Our brains are capable of detecting the location of touch even when it's not directly on the body, new research shows. An intriguing new study indicates that we can sense how an object we're holding comes into contact with something else - almost as if it were an extension of ourselves.

If you're holding a stick that you then use to tap something else, for example, the brain appears to activate a special set of neural sensors to work out what just happened using the vibration patterns as they're sent through our nervous system.

Of course if something we're holding is touched, we can feel the shift in pressure as it's passed on to our fingers – but this latest study shows how we can also figure out the exact location of the contact on the object.

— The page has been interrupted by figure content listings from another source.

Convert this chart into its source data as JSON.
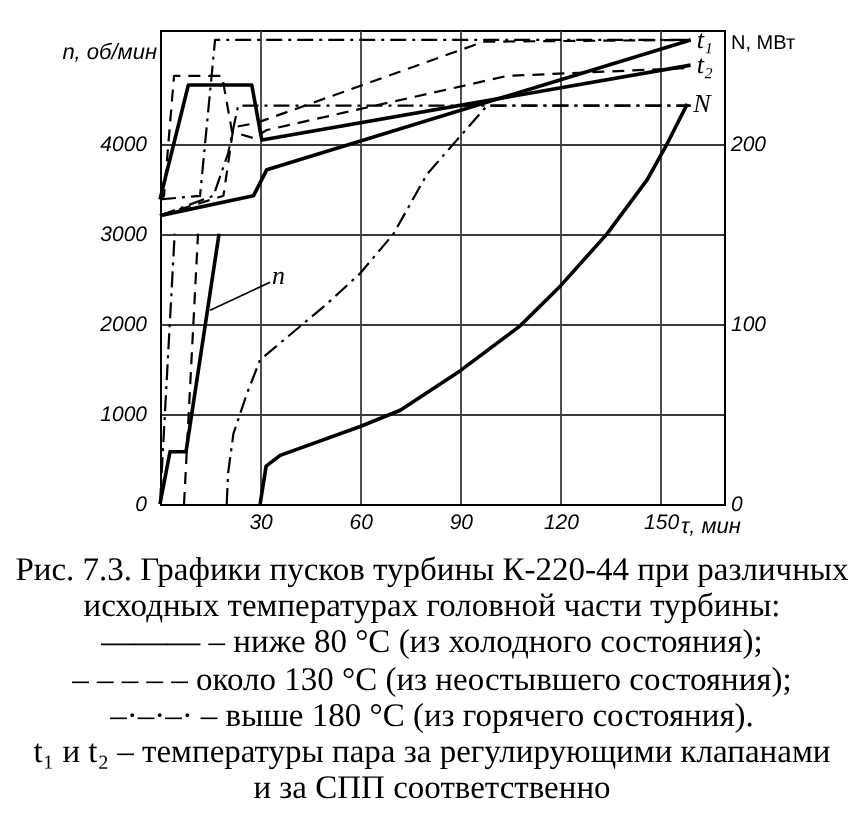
{
  "chart_data": {
    "type": "line",
    "title": "Рис. 7.3. Графики пусков турбины К-220-44 при различных исходных температурах головной части турбины:",
    "xlabel": "τ, мин",
    "ylabel": "n, об/мин",
    "y2label": "N, МВт",
    "xlim": [
      0,
      169
    ],
    "xticks": [
      30,
      60,
      90,
      120,
      150
    ],
    "ylim": [
      0,
      5260
    ],
    "yticks": [
      0,
      1000,
      2000,
      3000,
      4000
    ],
    "y2lim": [
      0,
      263
    ],
    "y2ticks": [
      0,
      100,
      200
    ],
    "grid": true,
    "annotations": [
      {
        "text": "n",
        "x": 15,
        "y": 2150
      },
      "——— – ниже 80 °С (из холодного состояния);",
      "– – – – – около 130 °С (из неостывшего состояния);",
      "–·–·–· – выше 180 °С (из горячего состояния).",
      "t₁ и t₂ – температуры пара за регулирующими клапанами и за СПП соответственно"
    ],
    "series": [
      {
        "color": "#000000",
        "line_style": "solid",
        "x": [
          0,
          3,
          7.8,
          17.7
        ],
        "values": [
          0,
          580,
          580,
          3000
        ]
      },
      {
        "color": "#000000",
        "line_style": "dashed",
        "x": [
          7.2,
          11.4
        ],
        "values": [
          0,
          3000
        ]
      },
      {
        "color": "#000000",
        "line_style": "dashdot",
        "x": [
          0,
          4.4
        ],
        "values": [
          0,
          3000
        ]
      },
      {
        "name": "t₁",
        "color": "#000000",
        "line_style": "solid",
        "x": [
          0,
          28,
          32,
          159
        ],
        "values": [
          3200,
          3420,
          3710,
          5150
        ]
      },
      {
        "name": "t₂",
        "color": "#000000",
        "line_style": "solid",
        "x": [
          0,
          8.5,
          27.5,
          30.5,
          159
        ],
        "values": [
          3380,
          4650,
          4650,
          4040,
          4870
        ]
      },
      {
        "color": "#000000",
        "line_style": "dashed",
        "x": [
          0,
          19,
          22,
          29,
          97,
          159
        ],
        "values": [
          3200,
          3420,
          4180,
          4230,
          5130,
          5150
        ]
      },
      {
        "color": "#000000",
        "line_style": "dashed",
        "x": [
          0,
          1.2,
          4.2,
          18.6,
          21.6,
          28,
          32,
          104,
          159
        ],
        "values": [
          3380,
          3420,
          4750,
          4750,
          4130,
          4060,
          4150,
          4750,
          4840
        ]
      },
      {
        "color": "#000000",
        "line_style": "dashdot",
        "x": [
          0,
          12,
          16.5,
          159
        ],
        "values": [
          3380,
          3420,
          5150,
          5150
        ]
      },
      {
        "color": "#000000",
        "line_style": "dashdot",
        "x": [
          0,
          16,
          20.4,
          23.4,
          159
        ],
        "values": [
          3200,
          3420,
          3890,
          4420,
          4420
        ]
      },
      {
        "name": "N",
        "axis": "y2",
        "color": "#000000",
        "line_style": "solid",
        "x": [
          30,
          31.8,
          36,
          60,
          72,
          90,
          108,
          120,
          134,
          146,
          152,
          158
        ],
        "values": [
          0,
          21,
          27,
          43,
          52,
          74,
          99,
          121,
          150,
          180,
          200,
          222
        ]
      },
      {
        "axis": "y2",
        "color": "#000000",
        "line_style": "dashdot",
        "x": [
          20,
          20.4,
          22,
          26,
          30,
          50,
          60,
          70,
          80,
          98,
          159
        ],
        "values": [
          0,
          17,
          39,
          61,
          80,
          111,
          128,
          150,
          183,
          221,
          221
        ]
      }
    ]
  }
}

"The tool is being treated like a sensory extension of your body," neuroscientist Luke Miller, from the University of Lyon in France, told Richard Sima at Scientific American.

Across 400 different tests, Miller and his colleagues got 16 study participants to hold wooden rods, and asked them to try and determine when two taps on those rods were made in locations close to each other.

And the volunteers were surprisingly good at it: they could recognise two touches in close proximity 96 percent of the time.

During the experiments, the researchers were also using electroencephalography (EEG) equipment to record the participants' brain activity. These scans showed that the brain uses similar neural mechanisms – specifically in the primary somatosensory cortex and the posterior parietal cortex – to detect touches on both our own skin and on objects we're holding.

We can probably identify the location of a touch on an object before it stops vibrating, the researchers suggest; this could happen in as short a time as 20 milliseconds, based on computer models the team ran as a follow-up to the main experiment.

This isn't a completely new idea – think of visually impaired people using a cane to sense what's around them – but no one has previously looked into what's happening in the brain in so much detail before.

It seems that the brain is able to decode the vibrations as they come through certain nerve endings in our skin, called the Pacinian receptors. By receiving information from these receptors in our hands, the brain parts responsible can then figure out where an object is being hit – and the researchers think we may have even adapted the way we hold tools to get better feedback on what those tools are doing.

One area where this research might be useful is in changing the way prostheses are designed: if we understand how objects between the body and the rest of the world can pass on information to our brain, we might be able to make them work better as sensors.

The work builds on previous research from the same team into how objects can act as extensions to our body, but now we know more about what's going on inside the brain when this weird phenomenon happens.

"We show that tools are fundamental to human behaviour in a previously underappreciated way: they expand the somatosensory boundaries of our body at the neural level," write the researchers in their published paper.

"Hence, rather than stopping at the skin, our results suggest that somatosensory processing extends beyond the nervous system to include the tools we use."

The research has been published in Current Biology.